Inwiefern können Erfahrungen – von Sexismus, von Rassismus, von Ausbeutung – ein Zündfunke von Kritik, ein Schritt in Richtung Befreiung von Herrschaftsverhältnissen sein? Die Politisierung von Erfahrung, und das heißt auch, wie ich argumentiere, das Infragestellen und Theoretisieren von Erfahrungen, ist im Kontext der Zweiten Frauenbewegung zu verstehen. Anlässlich der Ignoranz von „Frauenfragen“ sowie des Sexismus in den sozialen Bewegungen der Zeit, insbesondere der Studierendenbewegung, entstanden in den 1960er- und 1970er-Jahren Consciousness-Raising-Gruppen (in den USA vor allem im Kontext des radikalen Women’s Liberation Movement). Dabei wurden Räume geschaffen, in denen Frauen zusammenkamen und ihre Erfahrungen teilten, um das Politische im vermeintlich rein Individuellen, Persönlichen, Privaten zu erkennen. Es ging um das Herausarbeiten kollektiver Betroffenheiten von Macht- und Herrschaftsverhältnissen mit dem Ziel, diese zu begreifen und zu verändern. Sowohl politische Praxis als auch politische Theorie als Selbstzweck wurden abgelehnt, wie Carol Hanisch (2006) in ihrem bekannten Text „The personal is political“ schreibt.

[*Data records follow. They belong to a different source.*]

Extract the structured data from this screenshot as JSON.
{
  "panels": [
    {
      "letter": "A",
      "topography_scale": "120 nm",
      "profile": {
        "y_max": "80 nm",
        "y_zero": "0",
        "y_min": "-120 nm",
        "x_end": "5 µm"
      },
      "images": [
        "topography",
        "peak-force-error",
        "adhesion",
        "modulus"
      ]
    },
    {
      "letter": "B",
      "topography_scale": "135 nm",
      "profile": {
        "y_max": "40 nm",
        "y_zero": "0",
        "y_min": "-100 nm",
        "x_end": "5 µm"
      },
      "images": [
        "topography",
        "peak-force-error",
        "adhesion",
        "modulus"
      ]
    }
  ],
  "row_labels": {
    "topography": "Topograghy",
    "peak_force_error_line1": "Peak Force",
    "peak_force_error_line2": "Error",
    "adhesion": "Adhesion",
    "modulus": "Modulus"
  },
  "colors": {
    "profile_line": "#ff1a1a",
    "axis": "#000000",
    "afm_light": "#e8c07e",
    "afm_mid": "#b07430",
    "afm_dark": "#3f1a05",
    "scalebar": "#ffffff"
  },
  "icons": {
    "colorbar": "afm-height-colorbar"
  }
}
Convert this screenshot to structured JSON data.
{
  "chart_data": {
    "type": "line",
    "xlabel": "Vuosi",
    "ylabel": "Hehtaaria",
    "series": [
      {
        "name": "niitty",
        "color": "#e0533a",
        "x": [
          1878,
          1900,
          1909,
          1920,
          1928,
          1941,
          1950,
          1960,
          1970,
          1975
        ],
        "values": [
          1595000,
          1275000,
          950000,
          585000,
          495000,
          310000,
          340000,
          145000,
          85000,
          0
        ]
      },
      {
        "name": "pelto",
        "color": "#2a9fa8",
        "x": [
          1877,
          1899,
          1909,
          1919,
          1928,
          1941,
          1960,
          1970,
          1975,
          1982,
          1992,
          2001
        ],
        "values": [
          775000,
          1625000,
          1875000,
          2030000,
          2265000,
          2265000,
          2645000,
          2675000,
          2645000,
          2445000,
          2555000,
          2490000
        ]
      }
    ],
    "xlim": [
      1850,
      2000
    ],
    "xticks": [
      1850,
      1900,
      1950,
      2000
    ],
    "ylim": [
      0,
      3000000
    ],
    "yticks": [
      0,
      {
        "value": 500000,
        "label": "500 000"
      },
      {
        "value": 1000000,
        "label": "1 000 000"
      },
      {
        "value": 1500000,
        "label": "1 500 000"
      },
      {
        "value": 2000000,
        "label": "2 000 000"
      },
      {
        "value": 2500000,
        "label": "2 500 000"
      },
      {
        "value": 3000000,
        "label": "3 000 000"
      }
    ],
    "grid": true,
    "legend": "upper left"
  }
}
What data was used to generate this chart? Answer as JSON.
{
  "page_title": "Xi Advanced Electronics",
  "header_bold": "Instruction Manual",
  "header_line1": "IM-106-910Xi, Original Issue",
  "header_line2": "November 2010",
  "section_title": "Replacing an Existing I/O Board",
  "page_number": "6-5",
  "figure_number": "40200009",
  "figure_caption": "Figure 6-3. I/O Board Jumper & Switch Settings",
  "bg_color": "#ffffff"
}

In ihrem Fokus auf die vernachlässigten Erfahrungen von Frauen, ihrer Herausforderung überkommener epistemischer Autoritäten sowie der Verortung feministischer Wissensproduktion in aktivistischen Zusammenhängen waren Selbsterfahrung und Consciousness Raising wichtig für die Entwicklung feministischer Forschung. So formuliert Maria Mies in ihren „Methodischen Postulaten der Frauenforschung“, dass die „Entwicklung einer feministischen Gesellschaftstheorie nicht in den Forschungsinstituten entstehen kann, sondern in der Teilnahme an den Aktionen und Kämpfen der Bewegung, in der theoretischen Auseinandersetzung über Ziele und Strategien und der dauernden Diskussion mit den ehemaligen Forschungsobjekten“ (Mies 2017: 70, Hervorh. im Original); für Catherine MacKinnon (1989) war Consciousness Raising die Methode feministischer Forschung und Sara Ahmed schreibt mehrere Jahrzehnte später in Bezug auf ihre philosophisch-aktivistische Auseinandersetzung mit persönlichen Erfahrungen und Gefühlen: „The personal is theoretical“ (Ahmed 2017: 10).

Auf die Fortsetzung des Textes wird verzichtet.